2017年12月以降のデータはマージンデットと同様の
Debit Balances in Customers' Securities Margin Accounts(Margin Statistics | FINRA.orgより)の数値を代用しています。
マージンデットを知るメリット
★米国市場における投資家のリスク許容度を探る材料になり得るか
※マージンデットが増える⇒リスク許容度上昇⇒株高要因
※マージンデットが減る⇒リスク許容度低下⇒株安
マージンデット(前年同月比)の長期推移グラフ
1996年1月末~2019.3月末のマージンデット(前年同月比。

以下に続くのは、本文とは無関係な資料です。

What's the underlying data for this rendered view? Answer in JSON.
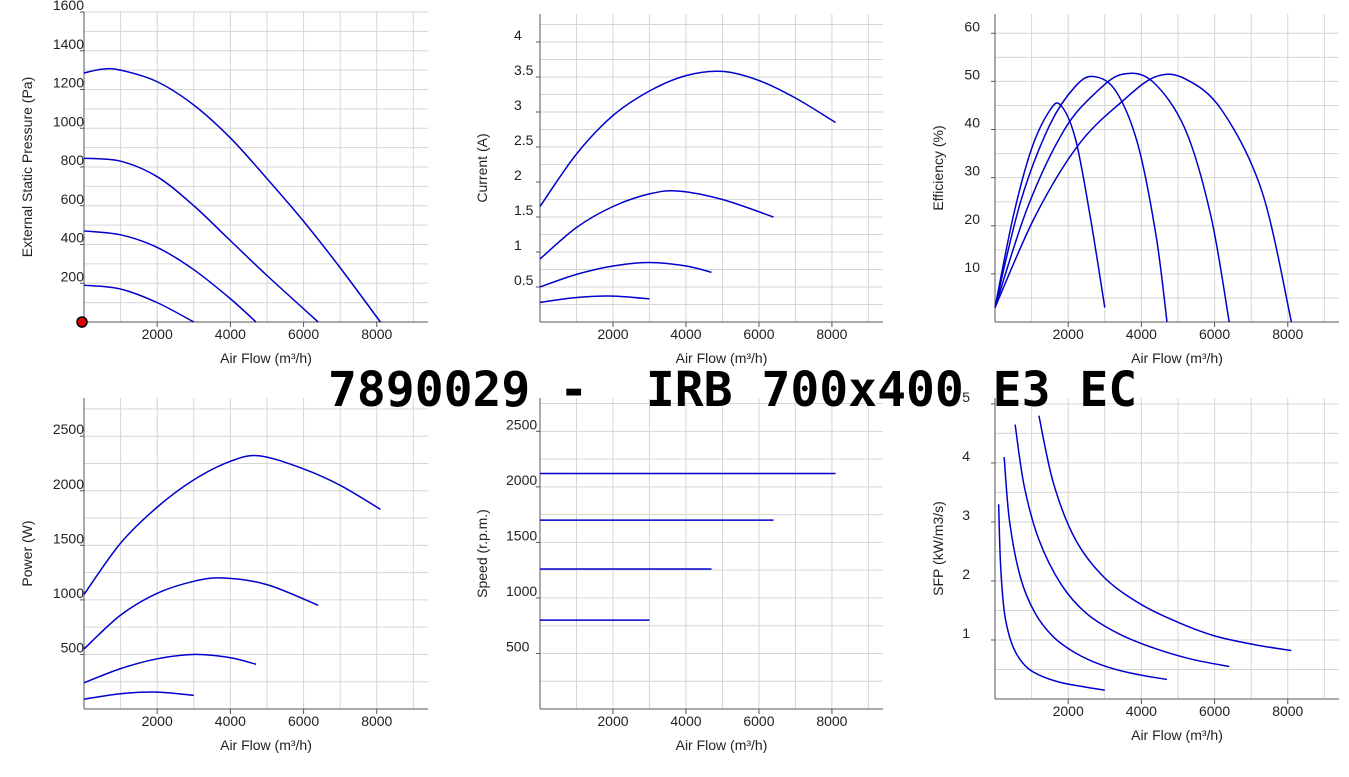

%)の長期推移グラフ。
※出所:ニューヨーク証券取引所、Margin Statistics | FINRA.orgより作成
バブル期に前年同月比で大きく増加。
バブル後に急減し株価低迷期には前年割れが続く、という傾向があるようです。
最新のマージンデット(前年同月比)と株価
直近では前年比で
2017年12月:+21.4%
がピーク。
その後低下傾向にあり、2018年10月以降は10カ月連続で前年割れが続いています。
最新データ2019年7月は約6021億ドルで
前年同月比:-7.8%(前月も-7.8%)
となっています。
※出所:ニューヨーク証券取引所、Margin Statistics | FINRA.org、S&P500 インデックス(SPX) - Investing.comより作成 ※期間:2016年1月末~2019年7月末
<2016年後半から2017年>⇒マージンデットの前年比は上昇傾向
<2017年12月以降>⇒低下傾向
過去の傾向ではマージンデットの前年割れが続く時期は株価下落の時期にあたることが多かったですが、最近に関しては
・S&P500は最高値付近
・マージンデット前年比は10ヶ月間マイナスを記録
とアベコベな状況。
今後どちらに収束していくのか、興味深い状況。
参考データ:マージンデットとS&P500
<A>
※出所:https://jp.investing.com/indices/us-spx-500、ニューヨーク証券取引所、Margin Statistics | FINRA.orgより作成 ※期間:1996.1~2019.3
S&P500とマージンデット(前年同月比)を併記したグラフ。
緑の四角で囲んだ部分がマージンデットが前年割れの時期。
<B>
※出所:https://jp.investing.com/indices/us-spx-500、ニューヨーク証券取引所、Margin Statistics | FINRA.orgより作成 ※期間:1996.1~2019.3
上記の緑の四角で囲んだ部分はマージンデットが安定的に前年超えしている時期。
前年割れの時期<A>に比べると、前年超えの時期<B>のS&P500は堅調を維持していることが多いです。
大きな株価下落が2回起きているのは前年割れの時期<A>の時期。
信用サイクルの動向を探る一材料として参考になるか?
おわりに
引き続き米国株高の中、7月末のマージンデットの前年比は10ヶ月連続でマイナス。
「今回は違う」
かもしれませんが、個人的には一応防御を意識したくなるデータ。
世界景気や投資家のリスク許容度は今のところ総じて
①2018年1月末あたり
か
②2018年9月末あたり
にピークアウトしていることを示唆する指標が多い印象。
この指標は概ね①の頃がピークで②の時期に前年割れスタート、というパターン。
ちなみにまた記事にしますが、米国製造業PMI(8月速報値)は「49.9」で50割れ。
わずかに景気減速を示唆。
サービス業PMIも「50.9」と前月(53.0)より大幅低下。
PMIの数値では景気減速傾向が強くなっており、そこそこ元気だった米国景気が徐々に「欧州、日本、中国」景気サイドに近づいている感じ。
この視点からも個人的には一応防御を意識したくなる状況。